In a sermon written by Saint Zacharias, Bishop of Sakha in the eighth century, about the coming of Christ to Egypt, he narrated that the Holy Family went to Al-Burullus in a village called the Fig Tree, but the village did not accept them. So they went to another place called (Al-Mutla’), where a man gave them their needs, then they went to another place, which is Sakha currently. They became thirsty but they could not find water, so the Lord Jesus Christ put his foot on a stone, and the footprint of his foot was imprinted and pure water sprang from it. The believers began to put oil on the stone in the place of the foot and take blessing from it until the stone was hidden underground due to adverse conditions.

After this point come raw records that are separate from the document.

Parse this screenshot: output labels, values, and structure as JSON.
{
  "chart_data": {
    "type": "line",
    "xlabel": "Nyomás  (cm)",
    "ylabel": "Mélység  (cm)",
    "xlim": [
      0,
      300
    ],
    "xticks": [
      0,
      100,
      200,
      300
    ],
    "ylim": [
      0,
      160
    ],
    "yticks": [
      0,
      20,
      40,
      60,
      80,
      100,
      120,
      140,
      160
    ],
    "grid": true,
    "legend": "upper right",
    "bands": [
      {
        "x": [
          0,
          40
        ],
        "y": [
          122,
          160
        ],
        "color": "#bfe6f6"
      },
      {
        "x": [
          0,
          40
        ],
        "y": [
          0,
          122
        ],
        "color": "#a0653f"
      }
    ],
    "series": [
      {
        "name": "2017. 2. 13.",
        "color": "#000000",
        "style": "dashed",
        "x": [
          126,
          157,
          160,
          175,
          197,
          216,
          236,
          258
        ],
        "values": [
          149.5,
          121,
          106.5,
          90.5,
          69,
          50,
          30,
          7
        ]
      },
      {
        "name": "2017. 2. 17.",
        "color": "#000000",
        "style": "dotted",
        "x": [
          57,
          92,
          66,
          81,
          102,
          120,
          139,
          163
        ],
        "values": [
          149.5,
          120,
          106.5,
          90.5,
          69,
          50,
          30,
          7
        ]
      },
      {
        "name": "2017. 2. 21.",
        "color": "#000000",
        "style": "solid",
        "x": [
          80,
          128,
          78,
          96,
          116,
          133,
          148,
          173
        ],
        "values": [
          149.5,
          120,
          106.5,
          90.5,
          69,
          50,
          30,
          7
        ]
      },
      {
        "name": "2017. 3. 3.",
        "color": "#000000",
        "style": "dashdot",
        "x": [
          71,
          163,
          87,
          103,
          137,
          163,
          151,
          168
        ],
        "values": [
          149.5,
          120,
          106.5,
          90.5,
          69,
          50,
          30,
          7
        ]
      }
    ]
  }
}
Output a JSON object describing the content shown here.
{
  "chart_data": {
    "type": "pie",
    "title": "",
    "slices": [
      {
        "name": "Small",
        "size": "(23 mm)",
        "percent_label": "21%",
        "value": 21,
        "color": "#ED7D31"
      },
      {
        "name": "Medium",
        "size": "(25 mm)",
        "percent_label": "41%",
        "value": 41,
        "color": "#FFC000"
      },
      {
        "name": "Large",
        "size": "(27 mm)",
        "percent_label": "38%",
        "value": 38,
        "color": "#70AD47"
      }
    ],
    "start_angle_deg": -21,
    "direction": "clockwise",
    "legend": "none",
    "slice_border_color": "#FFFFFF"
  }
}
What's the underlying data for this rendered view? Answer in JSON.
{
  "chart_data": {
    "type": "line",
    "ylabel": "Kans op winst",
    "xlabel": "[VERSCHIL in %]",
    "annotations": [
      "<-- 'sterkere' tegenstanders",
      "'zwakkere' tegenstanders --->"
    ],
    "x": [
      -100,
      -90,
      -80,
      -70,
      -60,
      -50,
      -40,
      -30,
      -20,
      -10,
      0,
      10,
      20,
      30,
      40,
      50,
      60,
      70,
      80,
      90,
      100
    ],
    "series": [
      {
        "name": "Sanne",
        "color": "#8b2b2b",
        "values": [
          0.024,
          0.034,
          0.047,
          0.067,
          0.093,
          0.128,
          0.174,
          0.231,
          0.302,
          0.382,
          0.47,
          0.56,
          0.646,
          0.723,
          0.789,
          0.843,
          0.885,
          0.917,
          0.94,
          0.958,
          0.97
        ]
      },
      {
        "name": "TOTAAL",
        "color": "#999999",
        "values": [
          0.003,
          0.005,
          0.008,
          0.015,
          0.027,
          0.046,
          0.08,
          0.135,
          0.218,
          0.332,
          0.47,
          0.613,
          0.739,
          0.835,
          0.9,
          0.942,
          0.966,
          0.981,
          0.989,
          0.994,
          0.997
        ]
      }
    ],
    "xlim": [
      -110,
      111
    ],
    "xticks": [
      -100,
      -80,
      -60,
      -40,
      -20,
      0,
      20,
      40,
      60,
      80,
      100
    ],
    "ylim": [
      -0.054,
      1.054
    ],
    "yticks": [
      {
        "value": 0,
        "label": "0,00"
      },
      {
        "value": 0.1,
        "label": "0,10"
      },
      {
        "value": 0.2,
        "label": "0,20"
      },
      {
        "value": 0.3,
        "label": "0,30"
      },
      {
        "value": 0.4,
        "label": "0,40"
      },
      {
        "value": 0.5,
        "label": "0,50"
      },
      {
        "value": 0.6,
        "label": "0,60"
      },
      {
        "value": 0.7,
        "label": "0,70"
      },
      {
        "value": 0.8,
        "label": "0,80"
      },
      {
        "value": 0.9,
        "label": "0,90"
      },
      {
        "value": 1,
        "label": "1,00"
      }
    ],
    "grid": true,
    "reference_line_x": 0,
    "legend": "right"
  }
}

The length of the stone is about 80 centimeters and its thickness is 15 centimeters, and the place was named “Pikha Isos”, and “Pikha” means foot, and “Isos” means Jesus Christ, meaning the foot of Jesus Christ. In this place, a monastery was established full of monks and it continued until the twelfth century AD until the monastery was exposed to a wave of violence and persecution from extremists in Egypt, which prompted monks to save the stone from vandalism, so they marked the stone with a sign and hid it by burying it in the yard of the monastery. They fled and started writing in manuscripts about the story of hiding the stone and escaping.
In the month of April of the year 1948 AD, while sewage workers were digging near the Church of the Virgin Mary, they found a stone with a child’s footprint on it. It is believed that it is the footprint of the Child Jesus. The stone is now displayed in a glass box for visitors to touch and get blessing from it. On the 24th of Bashans, the Coptic priests carry the stone in a festive church procession, and they walk around the church with it.